Bersiap Nyerok! Ada Wacana Stimulus Rp 51.000 T dari The Fed

Putu Agus Pransuamitra, CNBC Indonesia
08 October 2020 14:23
Gubernur bank sentral Amerika Serikat (AS) Federal Reserve, Jerome Powell  (AP Photo/Jacquelyn Martin)
Foto: Gubernur bank sentral Amerika Serikat (AS) Federal Reserve, Jerome Powell (AP Photo/Jacquelyn Martin)

Jakarta, CNBC Indonesia - Bank sentral Amerika Serikat (AS) atau The Federal Reserve (The Fed) merilis notula rapat kebijakan moneter periode September 2020 pada Kamis (8/10/2020) dini hari tadi. Notula tersebut menunjukkan bagaimana para anggota komite pembuat kebijakan (Federal Open Market Committee/FOMC) berbeda pendapat mengenai strategi kebijakan moneter bahkan proyeksi perekonomian ke depannya.

Dalam rapat yang digelar pada pertengahan September lalu, Ketua The Fed Jerome Powell mengumumkan mempertahankan suku bunga acuan 0,25%, dan akan dipertahankan hingga akhir 2023. Selain itu, bank sentral paling powerful di dunia ini juga mempertahankan nilai pembelian aset (quantitive easing/QE) tetap sebesar US$ 120 miliar per bulan.

Tetapi untuk diketahui, The Fed sebelumnya mengatakan akan menggelontorkan QE seberapa pun diperlukan guna memacu perekonomian AS yang nyungsep akibat pandemi penyakit virus corona (Covid-19).

Beberapa indikator ekonomi AS sebenarnya menunjukkan pemulihan, tetapi menurut The Fed ketidakpastian masih tinggi, sehingga laju pemulihan pun masih perlu dukungan dari stimulus. 

The Fed memiliki mandat mencapai target inflasi 2% dan penciptaan lapangan kerja maksimal (maximum employment).
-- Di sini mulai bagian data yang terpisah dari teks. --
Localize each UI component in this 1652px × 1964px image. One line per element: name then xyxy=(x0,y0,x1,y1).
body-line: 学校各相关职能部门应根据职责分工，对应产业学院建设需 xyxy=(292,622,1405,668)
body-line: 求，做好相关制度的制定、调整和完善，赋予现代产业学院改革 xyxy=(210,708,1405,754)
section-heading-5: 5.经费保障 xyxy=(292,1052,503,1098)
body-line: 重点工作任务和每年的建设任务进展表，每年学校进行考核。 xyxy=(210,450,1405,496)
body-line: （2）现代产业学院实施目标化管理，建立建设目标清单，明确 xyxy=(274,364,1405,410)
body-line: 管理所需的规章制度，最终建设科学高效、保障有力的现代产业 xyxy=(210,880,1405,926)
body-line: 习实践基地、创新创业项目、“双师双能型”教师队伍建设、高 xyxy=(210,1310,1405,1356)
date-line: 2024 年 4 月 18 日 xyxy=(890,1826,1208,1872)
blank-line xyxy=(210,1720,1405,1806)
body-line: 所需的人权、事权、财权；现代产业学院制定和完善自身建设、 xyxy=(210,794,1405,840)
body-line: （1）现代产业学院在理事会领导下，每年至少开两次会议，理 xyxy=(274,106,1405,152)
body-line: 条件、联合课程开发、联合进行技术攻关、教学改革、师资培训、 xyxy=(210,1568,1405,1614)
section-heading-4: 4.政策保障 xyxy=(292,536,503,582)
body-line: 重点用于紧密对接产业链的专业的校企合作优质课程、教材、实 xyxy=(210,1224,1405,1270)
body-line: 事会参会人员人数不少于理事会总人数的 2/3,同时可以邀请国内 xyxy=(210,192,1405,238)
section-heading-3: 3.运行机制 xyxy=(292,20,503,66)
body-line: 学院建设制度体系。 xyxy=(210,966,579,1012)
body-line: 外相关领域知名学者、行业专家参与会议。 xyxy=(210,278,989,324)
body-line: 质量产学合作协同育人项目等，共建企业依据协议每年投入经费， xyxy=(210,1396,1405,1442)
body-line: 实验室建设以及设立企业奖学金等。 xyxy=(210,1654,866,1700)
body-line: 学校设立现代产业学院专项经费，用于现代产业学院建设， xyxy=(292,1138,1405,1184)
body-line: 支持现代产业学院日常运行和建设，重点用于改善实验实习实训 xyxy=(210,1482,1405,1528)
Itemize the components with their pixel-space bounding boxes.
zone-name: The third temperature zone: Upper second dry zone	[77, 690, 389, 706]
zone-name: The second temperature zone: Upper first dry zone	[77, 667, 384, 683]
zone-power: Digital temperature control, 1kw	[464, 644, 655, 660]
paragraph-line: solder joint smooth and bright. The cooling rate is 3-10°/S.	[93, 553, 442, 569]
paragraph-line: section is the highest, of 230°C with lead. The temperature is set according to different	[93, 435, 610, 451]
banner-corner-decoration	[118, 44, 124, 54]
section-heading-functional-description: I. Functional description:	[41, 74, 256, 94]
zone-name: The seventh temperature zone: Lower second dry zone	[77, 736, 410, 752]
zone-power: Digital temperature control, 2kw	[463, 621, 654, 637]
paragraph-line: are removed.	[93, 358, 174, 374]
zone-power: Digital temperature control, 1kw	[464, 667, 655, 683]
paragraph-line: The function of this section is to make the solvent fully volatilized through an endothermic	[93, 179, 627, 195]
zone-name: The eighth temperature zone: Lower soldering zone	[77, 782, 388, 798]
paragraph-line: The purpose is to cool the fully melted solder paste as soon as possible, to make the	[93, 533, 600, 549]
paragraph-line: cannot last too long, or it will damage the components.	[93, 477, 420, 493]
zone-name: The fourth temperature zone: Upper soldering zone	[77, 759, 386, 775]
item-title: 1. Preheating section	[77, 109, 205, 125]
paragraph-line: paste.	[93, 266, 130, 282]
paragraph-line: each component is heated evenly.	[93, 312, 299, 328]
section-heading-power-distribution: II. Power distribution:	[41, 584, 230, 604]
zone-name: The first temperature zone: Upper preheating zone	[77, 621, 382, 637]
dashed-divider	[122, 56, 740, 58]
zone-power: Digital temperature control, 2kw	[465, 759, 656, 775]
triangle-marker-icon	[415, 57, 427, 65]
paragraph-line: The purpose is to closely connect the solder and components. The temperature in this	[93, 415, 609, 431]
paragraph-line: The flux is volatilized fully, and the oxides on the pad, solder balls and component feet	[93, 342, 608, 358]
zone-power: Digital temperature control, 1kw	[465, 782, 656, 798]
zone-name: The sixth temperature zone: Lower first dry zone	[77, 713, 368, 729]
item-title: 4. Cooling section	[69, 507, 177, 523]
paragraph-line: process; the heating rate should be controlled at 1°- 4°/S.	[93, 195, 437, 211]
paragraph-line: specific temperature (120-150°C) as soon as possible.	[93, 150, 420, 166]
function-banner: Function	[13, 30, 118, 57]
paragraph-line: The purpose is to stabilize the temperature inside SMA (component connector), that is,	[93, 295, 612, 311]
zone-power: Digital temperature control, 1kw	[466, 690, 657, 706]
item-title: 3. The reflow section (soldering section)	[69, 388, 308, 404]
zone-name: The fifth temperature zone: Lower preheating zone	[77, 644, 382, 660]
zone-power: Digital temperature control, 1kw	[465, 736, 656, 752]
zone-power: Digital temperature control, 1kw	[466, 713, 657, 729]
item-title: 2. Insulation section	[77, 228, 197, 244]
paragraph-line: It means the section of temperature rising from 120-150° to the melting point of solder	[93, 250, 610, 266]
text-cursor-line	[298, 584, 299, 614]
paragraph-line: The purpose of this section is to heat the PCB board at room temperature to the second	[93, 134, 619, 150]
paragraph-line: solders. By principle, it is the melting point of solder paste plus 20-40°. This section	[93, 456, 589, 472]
Inflasi berdasarkan belanja personal (Personal Consumption Expenditure/PCE) yang menjadi acuan The Fed pada bulan Agustus sudah berada di level 1,4% year-on-year (YoY). Tetapi inflasi tersebut belum pernah mencapai level 2% sejak Desember 2018, artinya sebelum pandemi virus corona melanda, inflasi memang sudah menjadi masalah bagi perekonomian AS. 

The Fed ini sudah mengubah targetnya dengan menetapkan rata-rata inflasi 2%, sehingga akan membiarkan inflasi lebih tinggi dari 2% selama beberapa waktu sebelum menaikkan suku bunga. Hal itu dilakukan karena di tahun ini inflasi sempat merosot hingga 0,5% YoY, terendah sejak akhir 2015. 

Kemudian dari pasar tenaga kerja, tingkat pengangguran sudah terus menunjukkan penurunan, di bulan September tercatat sebesar 7,9%, turun jauh dari rekor 14,7% di bulan April lalu. Meski demikian, sekali lagi ketidakpastian masih tinggi, sehingga perekonomian AS masih perlu bantuan stimulus.  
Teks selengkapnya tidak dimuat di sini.